Printing money is but one way to create and it's not how most USD is created. Most USD is created by banks, and not the federal bank, whenever they give out loans. This is the basis of fractional reserve banking.


There's a pretty big difference between increasing the money supply by loaning money, borrowing from the fed at the discount window, and creating money out of thin air to use however you'd like.


'Printing money' is, in the context of the Fed, a metaphor for incrementing numbers on bank computers.


But the fed isn't the only one who can increase the supply, is my point. Any bank can do this.


While that's true, isn't the exact same true of any currency (including BTC)? In principle, a bank could loan BTC with a fractional reserve and produce the same outcome, could it not?


I suppose banks could create some sort of financial instrument that says "IOU 2.5 BTC" or whatever, but this thing they create couldn't pass off completely as bitcoins, since you couldn't spend this thing on the blockchain like you can with ordinary bitcoins.

Maybe this will happen. Who knows.


>The biggest difference with bitcoins is that nobody can create them out of thin air due to whim like they can with USD.

Bitcoins/Altcoin "mining" creates coins out of thin air (+ silicon and electricity).

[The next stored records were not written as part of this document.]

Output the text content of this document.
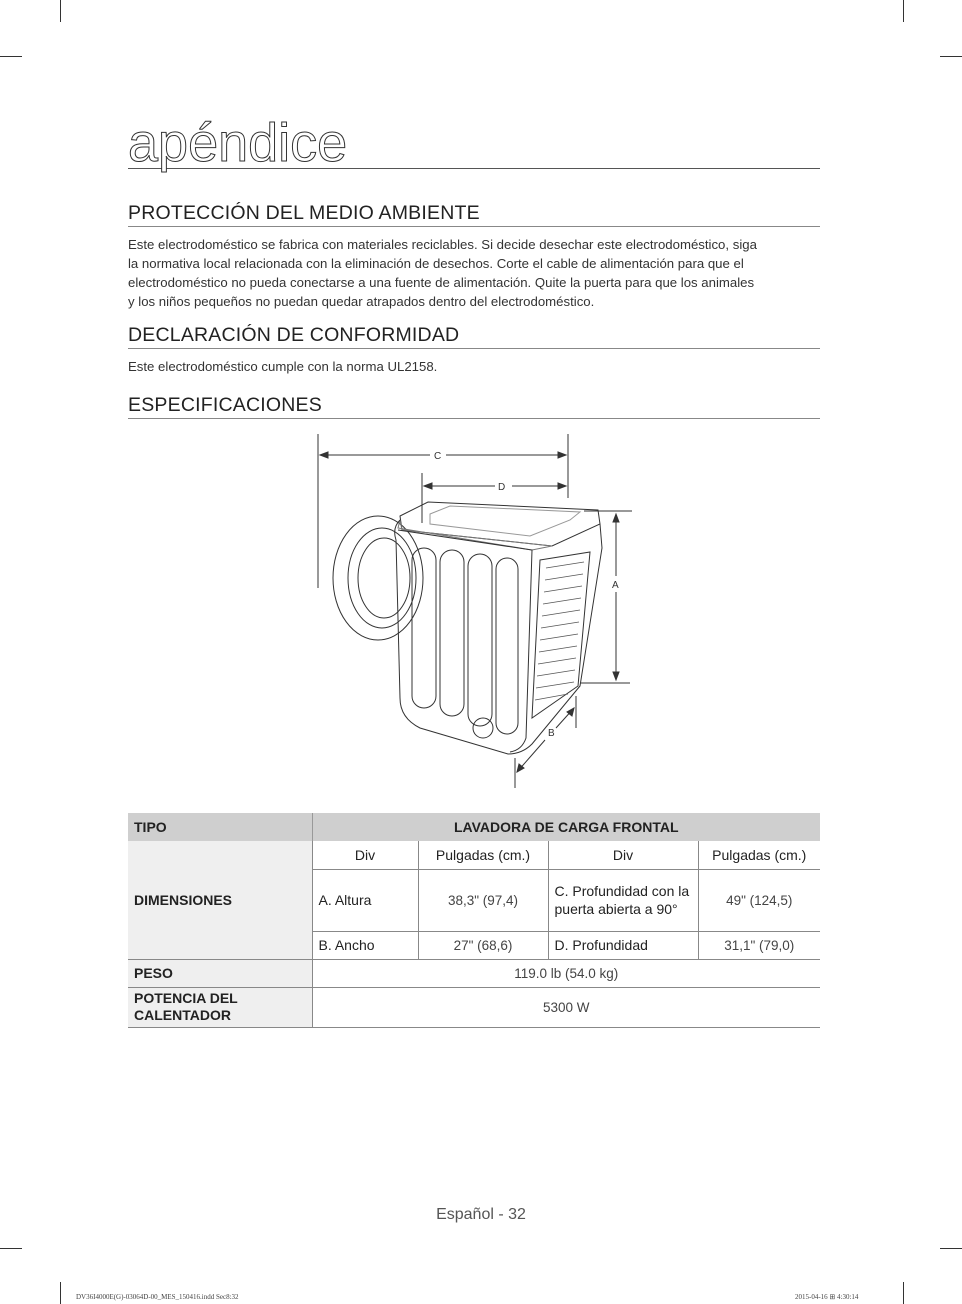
apéndice
PROTECCIÓN DEL MEDIO AMBIENTE
Este electrodoméstico se fabrica con materiales reciclables. Si decide desechar este electrodoméstico, siga
la normativa local relacionada con la eliminación de desechos. Corte el cable de alimentación para que el
electrodoméstico no pueda conectarse a una fuente de alimentación. Quite la puerta para que los animales
y los niños pequeños no puedan quedar atrapados dentro del electrodoméstico.
DECLARACIÓN DE CONFORMIDAD
Este electrodoméstico cumple con la norma UL2158.
ESPECIFICACIONES
C
D
A
B
TIPO	LAVADORA DE CARGA FRONTAL			
DIMENSIONES	Div	Pulgadas (cm.)	Div	Pulgadas (cm.)
	A. Altura	38,3" (97,4)	C. Profundidad con la puerta abierta a 90°	49" (124,5)
	B. Ancho	27" (68,6)	D. Profundidad	31,1" (79,0)
PESO	119.0 lb (54.0 kg)			
POTENCIA DEL CALENTADOR	5300 W			
Español - 32
DV36I4000E(G)-03064D-00_MES_150416.indd Sec8:32	2015-04-16 ⊞ 4:30:14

>Bitcoins/Altcoin "mining" creates coins out of thin air

Yes, but not at a whim; that's the important distinction. The precise creation schedule for all bitcoins ever is known in advance (and Bitcoin creation is slowing, and eventually will stop). This is distinct from any fiat currency, where the minting authority can arbitrarily decide to inflate all your cash holdings out of existence. This has happened many times throughout history. See the German Papiermark.